We proceeded to verify that the isolated strain of Brachyspira hyodesenteriae was still the farm`s resident strain and to determine the MICs for the different antibiotics that we had to use for its control.
Table 2. MIC of the different antibiotics for the isolated Brachyspira hyodesenteriae strain.
| Strain SV22-3448 | |||||
|---|---|---|---|---|---|
| Antibiotic range tested (μg/ml) |
MIC (μg/ml) |
Sensitivity interpretation | Range (μg/ml) | ||
| Tiamulin (0.063 - 8) | 0.5 | Intermediate |
≤ 0.25 > 0.25 - ≤ 2 > 2 |
Sensitive Intermediate Resistant |
La et al., 2016 |
| Valnemulin (0.031 - 4) | < 0.031 | Sensitive |
≤ 0.25 > 0.25 - ≤ 2 > 2 |
Sensitive Intermediate Resistant |
La et al., 2016 |
| Tylvalosin (0.25 - 32) | 8 | Intermediate |
≤ 0.25 - < 1.5 > 1.5 - ≤ 36 > 36 |
Sensitive Intermediate Resistant |
Pringle et al., 2012 |
| Lincomycin (0.5 - 64) | 32 | Intermediate |
≤ 4 > 4 - ≤ 36 > 36 |
Sensitive Intermediate Resistant |
Kirchgässner et al., 2016 |
| Tylosin (2 - 128) | > 128 | Resistant |
≤ 1 > 1 - ≤ 4 > 4 |
Sensitive Intermediate Resistant |
La et al., 2016 |
As we can see in Table 2, tiamulin appeared to be the best option, but at the farm level, considering the physical characteristics of the water in the Murcia region (poor quality and high salinity), this antibiotic does not provide good efficacy, making lincomycin the active ingredient that offers greater coverage for a better resolution of the clinical problem. We proceeded to establish an antibiotic treatment focused primarily on the control of swine dysentery at the subclinical level.
Figure 3. Evolution of the deaths in a finishing barn after medication: S4 - florfenicol in drinking water, S6 - injectable marbofloxacin, S8 -Tiamulin or Lincomycin in drinking water.
Conclusion
The successful approach to this clinical case was to control dysentery, even if we found it subclinically. In this way, the respiratory disease evolved in a much less aggressive way and without recurrences. Controlling dysentery also led to a reduction in the occurrence of new episodes of tail biting.

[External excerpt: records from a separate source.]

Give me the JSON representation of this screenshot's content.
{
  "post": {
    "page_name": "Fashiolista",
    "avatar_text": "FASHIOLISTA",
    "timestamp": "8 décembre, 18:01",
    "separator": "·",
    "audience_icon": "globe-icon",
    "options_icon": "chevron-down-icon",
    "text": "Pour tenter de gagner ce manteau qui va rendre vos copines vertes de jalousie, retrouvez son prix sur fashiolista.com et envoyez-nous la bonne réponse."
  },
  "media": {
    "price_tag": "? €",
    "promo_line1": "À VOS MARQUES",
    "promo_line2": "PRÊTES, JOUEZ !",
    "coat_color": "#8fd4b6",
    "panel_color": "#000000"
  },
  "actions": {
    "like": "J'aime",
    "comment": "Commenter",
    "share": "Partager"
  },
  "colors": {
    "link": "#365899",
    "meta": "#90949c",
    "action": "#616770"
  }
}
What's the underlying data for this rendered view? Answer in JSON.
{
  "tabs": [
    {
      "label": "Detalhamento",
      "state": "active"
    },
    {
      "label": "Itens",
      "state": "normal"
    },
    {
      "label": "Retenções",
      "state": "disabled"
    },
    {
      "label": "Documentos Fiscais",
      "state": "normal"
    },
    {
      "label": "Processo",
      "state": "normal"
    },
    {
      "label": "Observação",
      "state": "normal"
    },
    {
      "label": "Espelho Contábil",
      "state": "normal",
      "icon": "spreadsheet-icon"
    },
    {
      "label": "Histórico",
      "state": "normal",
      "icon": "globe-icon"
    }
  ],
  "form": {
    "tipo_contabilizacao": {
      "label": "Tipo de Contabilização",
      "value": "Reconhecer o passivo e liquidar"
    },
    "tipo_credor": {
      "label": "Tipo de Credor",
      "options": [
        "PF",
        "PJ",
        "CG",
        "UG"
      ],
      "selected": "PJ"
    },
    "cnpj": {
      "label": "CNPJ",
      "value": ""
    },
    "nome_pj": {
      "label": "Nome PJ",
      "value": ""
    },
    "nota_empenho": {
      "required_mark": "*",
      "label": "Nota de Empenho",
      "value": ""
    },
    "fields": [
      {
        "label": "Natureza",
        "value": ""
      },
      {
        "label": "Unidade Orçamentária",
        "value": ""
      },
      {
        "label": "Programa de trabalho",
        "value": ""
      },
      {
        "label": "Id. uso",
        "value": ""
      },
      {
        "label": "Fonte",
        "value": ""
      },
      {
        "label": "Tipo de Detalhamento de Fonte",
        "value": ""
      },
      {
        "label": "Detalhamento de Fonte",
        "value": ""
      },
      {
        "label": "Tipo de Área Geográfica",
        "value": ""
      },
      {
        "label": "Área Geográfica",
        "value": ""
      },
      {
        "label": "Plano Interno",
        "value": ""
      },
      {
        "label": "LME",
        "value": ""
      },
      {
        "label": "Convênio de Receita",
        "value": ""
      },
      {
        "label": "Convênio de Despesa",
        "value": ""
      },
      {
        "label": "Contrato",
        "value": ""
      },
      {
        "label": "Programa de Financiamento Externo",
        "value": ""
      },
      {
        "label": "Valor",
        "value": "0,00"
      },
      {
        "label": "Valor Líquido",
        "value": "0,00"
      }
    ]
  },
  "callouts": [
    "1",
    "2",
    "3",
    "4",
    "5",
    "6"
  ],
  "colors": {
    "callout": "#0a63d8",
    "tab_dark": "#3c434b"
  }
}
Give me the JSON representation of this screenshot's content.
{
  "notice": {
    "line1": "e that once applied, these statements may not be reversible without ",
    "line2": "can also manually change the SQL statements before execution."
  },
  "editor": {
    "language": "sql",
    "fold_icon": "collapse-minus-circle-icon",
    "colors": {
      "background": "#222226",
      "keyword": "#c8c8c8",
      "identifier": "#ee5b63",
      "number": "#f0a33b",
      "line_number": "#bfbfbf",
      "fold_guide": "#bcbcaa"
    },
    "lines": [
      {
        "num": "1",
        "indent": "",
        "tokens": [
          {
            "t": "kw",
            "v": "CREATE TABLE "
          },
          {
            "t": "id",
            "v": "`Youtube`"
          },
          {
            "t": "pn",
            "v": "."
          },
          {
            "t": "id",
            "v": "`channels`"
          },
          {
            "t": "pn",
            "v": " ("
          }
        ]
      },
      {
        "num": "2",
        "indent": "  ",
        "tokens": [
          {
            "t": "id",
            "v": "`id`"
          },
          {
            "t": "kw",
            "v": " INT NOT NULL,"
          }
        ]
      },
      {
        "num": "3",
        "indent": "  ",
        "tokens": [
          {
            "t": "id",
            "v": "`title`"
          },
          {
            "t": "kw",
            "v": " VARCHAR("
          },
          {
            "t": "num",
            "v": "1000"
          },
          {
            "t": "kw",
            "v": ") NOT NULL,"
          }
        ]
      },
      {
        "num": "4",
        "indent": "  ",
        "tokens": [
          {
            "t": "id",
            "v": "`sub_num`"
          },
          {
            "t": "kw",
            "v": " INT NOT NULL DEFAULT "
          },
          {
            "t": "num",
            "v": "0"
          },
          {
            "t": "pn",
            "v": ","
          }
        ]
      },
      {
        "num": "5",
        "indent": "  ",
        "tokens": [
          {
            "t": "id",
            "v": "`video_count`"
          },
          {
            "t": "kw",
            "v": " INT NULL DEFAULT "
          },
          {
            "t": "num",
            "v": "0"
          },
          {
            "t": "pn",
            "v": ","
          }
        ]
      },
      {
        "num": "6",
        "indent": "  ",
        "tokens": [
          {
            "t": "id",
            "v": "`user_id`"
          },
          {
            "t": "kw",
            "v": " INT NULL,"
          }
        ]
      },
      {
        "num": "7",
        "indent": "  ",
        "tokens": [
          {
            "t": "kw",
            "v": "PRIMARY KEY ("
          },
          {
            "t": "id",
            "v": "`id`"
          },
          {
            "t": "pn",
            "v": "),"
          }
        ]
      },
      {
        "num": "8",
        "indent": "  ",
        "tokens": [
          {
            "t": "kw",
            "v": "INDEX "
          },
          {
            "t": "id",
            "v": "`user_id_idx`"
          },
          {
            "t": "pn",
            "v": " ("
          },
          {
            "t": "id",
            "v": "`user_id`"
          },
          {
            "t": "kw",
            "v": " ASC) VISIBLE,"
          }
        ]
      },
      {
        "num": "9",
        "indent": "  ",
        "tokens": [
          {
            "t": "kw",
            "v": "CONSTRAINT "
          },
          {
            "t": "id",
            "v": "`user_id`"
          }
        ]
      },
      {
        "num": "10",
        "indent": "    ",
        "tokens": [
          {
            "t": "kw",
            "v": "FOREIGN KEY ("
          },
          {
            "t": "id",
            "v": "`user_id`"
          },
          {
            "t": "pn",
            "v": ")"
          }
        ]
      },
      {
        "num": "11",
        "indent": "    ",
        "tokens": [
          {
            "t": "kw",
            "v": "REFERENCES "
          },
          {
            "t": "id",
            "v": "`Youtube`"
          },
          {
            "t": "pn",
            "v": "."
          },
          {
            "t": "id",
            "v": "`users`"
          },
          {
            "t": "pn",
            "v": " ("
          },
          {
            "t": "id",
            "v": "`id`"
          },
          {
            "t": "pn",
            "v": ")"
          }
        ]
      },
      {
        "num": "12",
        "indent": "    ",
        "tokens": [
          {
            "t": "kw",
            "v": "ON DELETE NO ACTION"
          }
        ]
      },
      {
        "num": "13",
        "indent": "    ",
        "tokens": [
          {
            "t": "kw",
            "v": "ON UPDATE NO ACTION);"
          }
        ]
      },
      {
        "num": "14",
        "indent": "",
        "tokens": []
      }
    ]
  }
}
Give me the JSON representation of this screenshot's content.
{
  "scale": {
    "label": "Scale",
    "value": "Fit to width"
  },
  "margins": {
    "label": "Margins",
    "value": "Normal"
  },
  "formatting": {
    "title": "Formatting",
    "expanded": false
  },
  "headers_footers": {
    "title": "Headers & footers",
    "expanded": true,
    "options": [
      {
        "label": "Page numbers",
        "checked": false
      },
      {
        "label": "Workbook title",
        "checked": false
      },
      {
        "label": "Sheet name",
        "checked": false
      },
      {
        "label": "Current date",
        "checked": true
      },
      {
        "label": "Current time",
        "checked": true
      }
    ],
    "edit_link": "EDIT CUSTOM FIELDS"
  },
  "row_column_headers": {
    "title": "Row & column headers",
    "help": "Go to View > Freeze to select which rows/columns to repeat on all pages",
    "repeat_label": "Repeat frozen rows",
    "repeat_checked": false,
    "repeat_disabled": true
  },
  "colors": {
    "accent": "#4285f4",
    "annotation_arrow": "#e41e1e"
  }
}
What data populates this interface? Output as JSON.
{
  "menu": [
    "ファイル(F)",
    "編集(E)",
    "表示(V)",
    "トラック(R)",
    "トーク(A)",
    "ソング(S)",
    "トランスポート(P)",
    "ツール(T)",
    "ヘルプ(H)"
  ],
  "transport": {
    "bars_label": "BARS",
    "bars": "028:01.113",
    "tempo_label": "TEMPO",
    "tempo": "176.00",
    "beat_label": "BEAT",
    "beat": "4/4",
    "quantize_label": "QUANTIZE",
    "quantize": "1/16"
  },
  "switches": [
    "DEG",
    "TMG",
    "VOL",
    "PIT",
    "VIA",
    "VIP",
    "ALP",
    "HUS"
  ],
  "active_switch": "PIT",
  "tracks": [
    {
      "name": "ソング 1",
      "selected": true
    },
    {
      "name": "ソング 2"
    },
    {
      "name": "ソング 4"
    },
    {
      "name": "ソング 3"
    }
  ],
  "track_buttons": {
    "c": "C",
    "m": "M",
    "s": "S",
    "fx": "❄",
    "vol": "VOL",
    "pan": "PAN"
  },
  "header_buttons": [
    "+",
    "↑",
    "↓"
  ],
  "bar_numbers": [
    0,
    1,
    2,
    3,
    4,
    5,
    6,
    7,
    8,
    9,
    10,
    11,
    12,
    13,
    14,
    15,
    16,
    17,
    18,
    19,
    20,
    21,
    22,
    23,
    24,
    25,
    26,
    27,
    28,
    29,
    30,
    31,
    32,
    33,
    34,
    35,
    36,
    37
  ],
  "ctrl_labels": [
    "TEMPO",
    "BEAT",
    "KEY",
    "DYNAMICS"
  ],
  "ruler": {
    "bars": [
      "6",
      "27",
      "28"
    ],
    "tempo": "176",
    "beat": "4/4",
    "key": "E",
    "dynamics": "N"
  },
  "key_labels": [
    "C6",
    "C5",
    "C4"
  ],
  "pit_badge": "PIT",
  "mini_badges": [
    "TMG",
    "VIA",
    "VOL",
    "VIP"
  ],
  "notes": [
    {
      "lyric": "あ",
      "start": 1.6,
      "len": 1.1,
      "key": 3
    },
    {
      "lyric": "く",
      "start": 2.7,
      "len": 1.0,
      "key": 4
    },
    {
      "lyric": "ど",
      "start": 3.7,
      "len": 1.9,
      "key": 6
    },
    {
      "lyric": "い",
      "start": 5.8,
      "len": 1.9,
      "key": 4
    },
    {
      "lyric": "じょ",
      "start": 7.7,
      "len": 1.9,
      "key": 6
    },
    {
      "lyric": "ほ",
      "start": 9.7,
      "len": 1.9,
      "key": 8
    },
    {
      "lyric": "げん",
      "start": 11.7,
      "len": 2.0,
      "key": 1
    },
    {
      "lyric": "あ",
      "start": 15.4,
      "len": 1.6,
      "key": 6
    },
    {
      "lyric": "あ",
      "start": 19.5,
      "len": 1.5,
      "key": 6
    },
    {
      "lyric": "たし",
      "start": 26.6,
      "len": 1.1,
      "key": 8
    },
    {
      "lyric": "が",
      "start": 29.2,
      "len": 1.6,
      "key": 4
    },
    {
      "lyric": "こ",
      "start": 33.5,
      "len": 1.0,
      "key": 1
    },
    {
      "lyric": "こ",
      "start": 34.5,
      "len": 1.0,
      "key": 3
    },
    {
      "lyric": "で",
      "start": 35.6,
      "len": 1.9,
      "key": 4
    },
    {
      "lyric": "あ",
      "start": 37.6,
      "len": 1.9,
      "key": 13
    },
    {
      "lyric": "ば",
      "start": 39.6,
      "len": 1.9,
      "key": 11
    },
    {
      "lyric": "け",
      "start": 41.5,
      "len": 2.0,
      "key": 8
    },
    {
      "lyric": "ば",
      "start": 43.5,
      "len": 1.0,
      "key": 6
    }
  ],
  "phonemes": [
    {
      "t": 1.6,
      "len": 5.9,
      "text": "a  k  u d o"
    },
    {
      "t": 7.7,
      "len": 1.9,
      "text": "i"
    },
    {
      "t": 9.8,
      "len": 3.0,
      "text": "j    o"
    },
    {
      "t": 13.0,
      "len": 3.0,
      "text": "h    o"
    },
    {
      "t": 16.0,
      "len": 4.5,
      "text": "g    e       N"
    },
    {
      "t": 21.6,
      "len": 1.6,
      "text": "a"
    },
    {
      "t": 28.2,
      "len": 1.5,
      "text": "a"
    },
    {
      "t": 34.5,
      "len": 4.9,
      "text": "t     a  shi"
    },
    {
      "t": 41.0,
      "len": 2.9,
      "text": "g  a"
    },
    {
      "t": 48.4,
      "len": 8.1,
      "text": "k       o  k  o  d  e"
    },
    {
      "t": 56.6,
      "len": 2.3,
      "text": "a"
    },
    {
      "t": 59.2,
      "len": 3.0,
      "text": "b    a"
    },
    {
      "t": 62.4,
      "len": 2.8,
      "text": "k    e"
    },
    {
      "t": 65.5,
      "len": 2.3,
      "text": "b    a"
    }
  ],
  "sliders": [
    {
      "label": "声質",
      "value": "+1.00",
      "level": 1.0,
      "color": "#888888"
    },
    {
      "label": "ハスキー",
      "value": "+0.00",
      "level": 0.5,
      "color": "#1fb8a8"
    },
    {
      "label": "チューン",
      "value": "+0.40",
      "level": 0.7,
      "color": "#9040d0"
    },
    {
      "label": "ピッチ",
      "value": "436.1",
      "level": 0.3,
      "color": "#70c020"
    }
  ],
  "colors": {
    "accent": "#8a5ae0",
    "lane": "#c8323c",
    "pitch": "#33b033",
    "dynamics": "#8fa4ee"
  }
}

Figure 4. Total pig deaths at finishing in relation to the week of the year.
We must begin to approach respiratory diseases differently (especially the one causing us the most problems, PRRS virus), by monitoring and controlling enteric disorders that appear due to interactions between the different intestinal pathogens that are capable of producing dysbiosis. It is important not to consider these digestive pathogens individually as there are many interactions between them (Brachyspira spp, Lawsonia intracellularis, Escherichia coli, etc.). This alteration of the intestinal system may be modulating the intensity and duration of respiratory diseases and, therefore, complicating their control.